Fusion Rule Technology





Fusion Tool Software

To allow the merging of structured information, a fusion engine and an action engine have been implemented in Java. The resulting fusion tool provides a GUI allowing the user to select input reports, a set of rules, and a knowledgebase. Once these have been loaded into the fusion tool, the input reports can be merged, and the output report displayed can be saved as an XML file.

The fusion tool incorporates a number of features, including:

Bulk loading of multiple input files. When the number of input reports is small (< 12), it's feasible to display each report on a separate tab. However, for some applications the number of information sources to be merged may be much larger (sometimes in the 100s). In this case the user can either select a batch loading option, where the user selects multiple source files using a filechooser, but only the files names are displayed on a single tab; or, the user can select a metafile option, specifying a single file that lists the filenames of those files to be merged--again, the names only are displayed on a single tab.

Diagnostics feedback. Errors often occur when merging a set of reports, but it can be hard to track down their source. It might be a logic error in the rules; or an incorrect tagname, meaning the rule cannot be grounded using the input reports; or an error in the knowledgebase. Often inspection of the output report alone cannot determine what the problem is. To help find the cause of errors a diagnostics window displays both the queries that are constructed and sent to the knowledgebase, and the results of those queries, including any variable bindings that are returned. To make it easier to see which rules succeed and which fail, the former are highlighted in green, the latter in red.

Error handling. Further help in both preventing and diagnosing errors is provided by error messages warning of conditions such as: a foundational rule has failed; a rule tries to construct an output report with an incorrect tree structure; any error condition reported by the knowledgebase, such as a required database has not been loaded; a specified rule file does not conform to the fusionRuleML DTD.
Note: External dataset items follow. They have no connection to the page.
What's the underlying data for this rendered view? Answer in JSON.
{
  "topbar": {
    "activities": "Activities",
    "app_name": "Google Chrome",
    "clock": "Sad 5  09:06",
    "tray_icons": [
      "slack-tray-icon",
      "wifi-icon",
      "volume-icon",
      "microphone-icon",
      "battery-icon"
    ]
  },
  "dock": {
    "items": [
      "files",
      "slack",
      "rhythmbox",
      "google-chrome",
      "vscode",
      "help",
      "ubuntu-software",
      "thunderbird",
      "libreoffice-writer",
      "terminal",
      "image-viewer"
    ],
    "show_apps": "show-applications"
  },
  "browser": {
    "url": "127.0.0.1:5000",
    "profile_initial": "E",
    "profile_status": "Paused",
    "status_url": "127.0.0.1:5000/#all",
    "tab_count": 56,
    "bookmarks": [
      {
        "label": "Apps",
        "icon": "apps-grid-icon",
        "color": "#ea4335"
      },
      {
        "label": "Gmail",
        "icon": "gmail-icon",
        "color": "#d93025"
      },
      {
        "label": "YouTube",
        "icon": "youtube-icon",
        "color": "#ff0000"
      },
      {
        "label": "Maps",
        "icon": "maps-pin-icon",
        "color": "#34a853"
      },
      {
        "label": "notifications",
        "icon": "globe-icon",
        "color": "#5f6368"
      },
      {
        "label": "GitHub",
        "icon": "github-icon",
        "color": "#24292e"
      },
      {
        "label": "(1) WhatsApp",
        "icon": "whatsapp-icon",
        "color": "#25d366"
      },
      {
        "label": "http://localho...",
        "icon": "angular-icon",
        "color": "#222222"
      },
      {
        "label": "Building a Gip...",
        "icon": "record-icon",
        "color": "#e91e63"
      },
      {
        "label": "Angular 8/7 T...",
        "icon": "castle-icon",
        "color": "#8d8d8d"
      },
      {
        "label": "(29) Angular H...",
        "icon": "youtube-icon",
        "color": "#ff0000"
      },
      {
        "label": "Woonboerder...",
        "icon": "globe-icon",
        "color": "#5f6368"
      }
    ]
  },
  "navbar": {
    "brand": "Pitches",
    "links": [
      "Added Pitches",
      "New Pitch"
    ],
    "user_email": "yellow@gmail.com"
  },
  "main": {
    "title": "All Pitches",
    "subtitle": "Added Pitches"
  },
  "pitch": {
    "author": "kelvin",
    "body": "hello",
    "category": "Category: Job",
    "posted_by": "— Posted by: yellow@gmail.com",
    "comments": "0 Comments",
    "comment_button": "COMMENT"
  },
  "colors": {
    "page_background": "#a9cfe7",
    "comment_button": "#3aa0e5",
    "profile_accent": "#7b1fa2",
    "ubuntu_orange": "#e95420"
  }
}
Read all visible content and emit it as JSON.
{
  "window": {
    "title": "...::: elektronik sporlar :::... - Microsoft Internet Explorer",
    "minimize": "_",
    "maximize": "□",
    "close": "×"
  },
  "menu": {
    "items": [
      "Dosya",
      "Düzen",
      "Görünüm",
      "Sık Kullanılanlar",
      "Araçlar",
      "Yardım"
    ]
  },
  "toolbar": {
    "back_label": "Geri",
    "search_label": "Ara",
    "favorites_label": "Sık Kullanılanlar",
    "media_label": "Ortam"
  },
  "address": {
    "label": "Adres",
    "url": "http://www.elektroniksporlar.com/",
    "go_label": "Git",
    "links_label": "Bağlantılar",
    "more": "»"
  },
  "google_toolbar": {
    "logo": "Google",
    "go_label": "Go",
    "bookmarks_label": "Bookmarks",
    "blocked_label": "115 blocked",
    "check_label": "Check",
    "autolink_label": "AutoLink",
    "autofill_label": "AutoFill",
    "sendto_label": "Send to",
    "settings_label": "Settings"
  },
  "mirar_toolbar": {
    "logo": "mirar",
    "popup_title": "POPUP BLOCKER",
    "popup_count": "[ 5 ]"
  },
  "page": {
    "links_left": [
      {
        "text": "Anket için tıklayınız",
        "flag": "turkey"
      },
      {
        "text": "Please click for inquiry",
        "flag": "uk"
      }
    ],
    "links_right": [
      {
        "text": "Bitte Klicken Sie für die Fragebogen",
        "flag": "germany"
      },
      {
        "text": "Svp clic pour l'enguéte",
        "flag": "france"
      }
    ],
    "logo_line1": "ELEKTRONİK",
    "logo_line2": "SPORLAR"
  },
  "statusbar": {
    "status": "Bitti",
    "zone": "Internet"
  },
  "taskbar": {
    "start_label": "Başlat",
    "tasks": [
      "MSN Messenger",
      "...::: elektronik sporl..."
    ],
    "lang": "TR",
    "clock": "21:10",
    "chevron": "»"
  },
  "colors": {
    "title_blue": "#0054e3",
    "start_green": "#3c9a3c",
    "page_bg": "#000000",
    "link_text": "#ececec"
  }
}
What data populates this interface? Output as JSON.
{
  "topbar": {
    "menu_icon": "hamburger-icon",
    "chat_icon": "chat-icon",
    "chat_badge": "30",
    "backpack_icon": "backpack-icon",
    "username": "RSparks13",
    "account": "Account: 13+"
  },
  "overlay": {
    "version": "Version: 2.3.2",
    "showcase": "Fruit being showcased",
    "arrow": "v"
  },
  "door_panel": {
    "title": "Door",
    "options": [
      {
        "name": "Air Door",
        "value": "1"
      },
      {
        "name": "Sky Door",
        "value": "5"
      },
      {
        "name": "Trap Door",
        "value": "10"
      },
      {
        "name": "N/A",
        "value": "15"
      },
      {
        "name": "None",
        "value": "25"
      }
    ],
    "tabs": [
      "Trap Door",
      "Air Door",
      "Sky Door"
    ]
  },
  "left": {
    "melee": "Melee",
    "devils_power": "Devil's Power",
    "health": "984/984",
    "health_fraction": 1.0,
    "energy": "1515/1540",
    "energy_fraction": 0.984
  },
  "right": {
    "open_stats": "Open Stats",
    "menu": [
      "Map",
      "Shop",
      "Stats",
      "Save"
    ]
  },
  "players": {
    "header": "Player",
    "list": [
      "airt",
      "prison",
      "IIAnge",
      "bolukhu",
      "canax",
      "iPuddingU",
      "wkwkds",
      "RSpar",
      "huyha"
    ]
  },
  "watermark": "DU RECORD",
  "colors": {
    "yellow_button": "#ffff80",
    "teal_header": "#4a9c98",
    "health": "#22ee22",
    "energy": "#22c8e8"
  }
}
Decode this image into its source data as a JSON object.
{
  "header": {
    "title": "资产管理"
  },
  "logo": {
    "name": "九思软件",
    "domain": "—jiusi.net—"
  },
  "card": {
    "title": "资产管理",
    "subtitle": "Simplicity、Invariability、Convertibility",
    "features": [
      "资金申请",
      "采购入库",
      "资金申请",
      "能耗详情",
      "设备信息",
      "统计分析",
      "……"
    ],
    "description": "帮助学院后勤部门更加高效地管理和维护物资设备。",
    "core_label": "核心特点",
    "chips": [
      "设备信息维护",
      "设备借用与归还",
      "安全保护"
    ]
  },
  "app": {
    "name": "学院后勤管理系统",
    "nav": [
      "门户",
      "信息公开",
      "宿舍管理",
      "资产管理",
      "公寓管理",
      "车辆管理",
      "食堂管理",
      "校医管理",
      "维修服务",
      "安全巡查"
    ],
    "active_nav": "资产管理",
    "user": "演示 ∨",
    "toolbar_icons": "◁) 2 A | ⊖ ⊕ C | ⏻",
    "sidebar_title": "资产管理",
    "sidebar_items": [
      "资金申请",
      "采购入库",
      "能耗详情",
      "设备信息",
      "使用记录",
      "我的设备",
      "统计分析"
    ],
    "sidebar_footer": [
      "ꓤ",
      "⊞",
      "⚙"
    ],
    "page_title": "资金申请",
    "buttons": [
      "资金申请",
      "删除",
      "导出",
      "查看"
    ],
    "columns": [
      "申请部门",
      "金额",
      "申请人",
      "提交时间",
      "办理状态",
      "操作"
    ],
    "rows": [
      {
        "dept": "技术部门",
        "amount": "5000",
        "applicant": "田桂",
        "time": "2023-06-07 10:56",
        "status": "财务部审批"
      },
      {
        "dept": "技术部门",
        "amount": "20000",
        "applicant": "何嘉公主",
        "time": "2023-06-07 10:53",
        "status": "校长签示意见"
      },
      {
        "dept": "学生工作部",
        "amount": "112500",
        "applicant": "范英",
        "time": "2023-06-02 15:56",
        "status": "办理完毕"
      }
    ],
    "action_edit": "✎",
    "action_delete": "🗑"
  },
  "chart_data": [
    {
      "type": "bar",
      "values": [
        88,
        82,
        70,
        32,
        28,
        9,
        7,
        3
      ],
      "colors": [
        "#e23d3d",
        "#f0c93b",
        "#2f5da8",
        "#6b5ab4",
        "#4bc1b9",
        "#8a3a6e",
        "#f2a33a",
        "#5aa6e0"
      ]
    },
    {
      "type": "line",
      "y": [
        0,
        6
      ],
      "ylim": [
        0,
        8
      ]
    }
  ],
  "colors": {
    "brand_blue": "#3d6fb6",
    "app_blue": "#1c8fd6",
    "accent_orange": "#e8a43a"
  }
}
Versatility in exploiting external resources as knowledgebases. A wide variety of other technologies such as SQL databases, Prolog engines, or XML repositories can be used as knowledgebases in conjunction with the fusion tool. This is achieved by using Java's dynamic class loading abilities; simply write a Java class---conforming to a specified Java Interface---that loads the resource of choice. This means that in many cases background knowledge can be exploited in its existing form, without the need to convert it into some favoured format.


Screen shot of the fusion tool software.

Figure 1: The fusion tool being used to merge five (fictional) weather reports for London, June 28th, 2004. The input weather reports are displayed on a tab pane in the upper left window; the output, merged report is displayed in the lower left window; The right window displays the rules used for merging, the knowledgebase, and (currently displayed) a tab pane displaying diagnostics information from the knowledgebase. In this case, the diagnostic information consists of the queries to and responses from the knowledgebase. Queries that succeed are underlined in green, those that fail are underlined in red. So, rule 2, for example, fails because according to the knowledgebase 'mostly sunny', 'sunshine', 'partly cloudy', 'fair', 'sunny' are not equivalent terms. Rule 3, by contrast, succeeds, using a majority voting aggregation function to resolve the conflict. The preferred term 'sun' is added to the merged report.